With more serious applications, there is a tool called "Coverity" that can do a very decent job of tracking through how you are using null pointers (which it will complain about) and other pointers - calling out bad indices, memory leaks, and score of other issues.

Must admit that message also gave me pause. A null pointer is not a “feature” of C or C++. It’s good practice to initialize a pointer to NULL when creating it and check it’s value often and paranoically. Either of these are OK:

C:
void *p = 0;
void *p = NULL;

and in C++

C++:
void *p = nullptr;

assert(p); // Both C and C++ have this macro as <assert.h> and <cassert> respectively. As it’s a macro you don’t have the std:: in front in C++.

and if in C:

C:
assert(p);
if(!p) {
    perror(“Unexpected  NULL pointer (p): “);
    exit(EXIT_FAILURE);
}


and in C++:

C++:
assert(p);
if(!p)
    throw std::invalid_argument(“Unexpected NULL pointer (p).”); // or any other exception of your choice.

In C++ you have the

C++:
std::shared_ptr<Bespoke_Object> smart_ptr = std::make_shared<BespokeObject>( /*optional args to object constructor> */);

smart_ptr->bespoke_object_func();
smart_ptr.reset(new BespokeObject()); // or just plain reset if you’re the last client, else let it go out of scope.

Just my quick 2 cents. There’s much much more to the smart_ptr! Consult the reference.
 
Last edited:
  • Like
Likes Filip Larsen
  • #68
.Scott said:
design a relational DB for the Air Force procurement center - which, at the time, was an extensive part of the Wright-Patterson AFB in Ohio
Wow! That sounds like a mind boggling task! My hat's off to you!
 
  • #69
On the subject of language comparisons regarding speed, pointer safety, etc., I found this about Rust ( Why Everyone's Switching to Rust (And Why You Shouldn't) )interesting.
Rust seems to be the latest fad. It checks a lot at compile time. That brings back my PTSD, created by programming in Ada. ;-)
 
  • #70
@FactChecker I saw from a youtube videos where it was shown that the creator of C++ publicily rally the C++ community to defend C++ because it is under threat or some such due to the memory safety issues. I am getting a bunch of books on C pointers. By the way, there should be a special pointer in C called either 'the middle finger' or 'the bird'. 😉

Also you @Filip Larsen @.Scott @sbrothy and @jedishrfu can i ask you folks to comment or give your opinion about this post on some CS books. Thank you in advance.
 
  • #71
elias001 said:
@FactChecker I saw from a youtube videos where it was shown that the creator of C++ publicily rally the C++ community to defend C++ because it is under threat or some such due to the memory safety issues. I am getting a bunch of books on C pointers.

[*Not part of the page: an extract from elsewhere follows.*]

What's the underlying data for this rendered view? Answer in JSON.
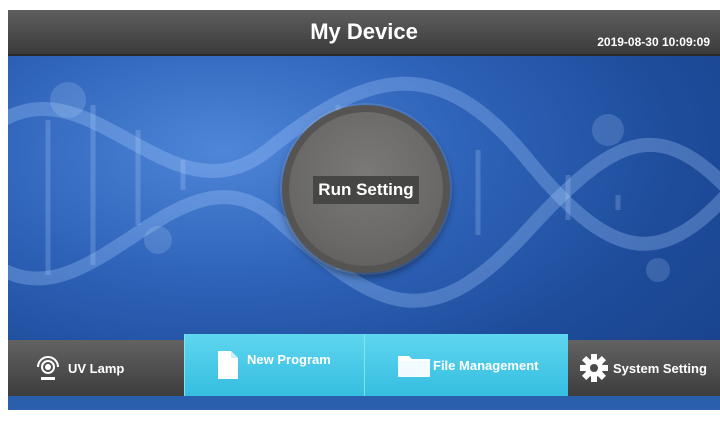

By the way, there should be a special pointer in C called either 'the middle finger' or 'the bird'. 😉

Also you @Filip Larsen @.Scott @sbrothy and @jedishrfu can i ask you folks to comment or give your opinion about this post on some CS books. Thank you in advance.
There are many complaints about pointers - and all pointers used in C and C++ have a pro and con constituency - with the 'con' group finding them "too dangerous".
In the extreme, an integer such as 0xFF804500u might be cast to the a pointer to a large structure and then that pointer could be used to read and write from that "random" memory location. That's about as dangerous an ability as you can create. And yet, that is exactly what is done when you control a device using memory mapped registers - a very common method.

So, it's like a car or a shovel - potentially dangerous tools. So what do you do? Ban shovels and cars?

Hopefully you can help the users dig and drive safely.

It's the same with pointers. Any language that does not allow free use of pointers will be unable to support some applications. Or maybe you say for some certain applications, you stick to Python or some language that is very pointer controlled?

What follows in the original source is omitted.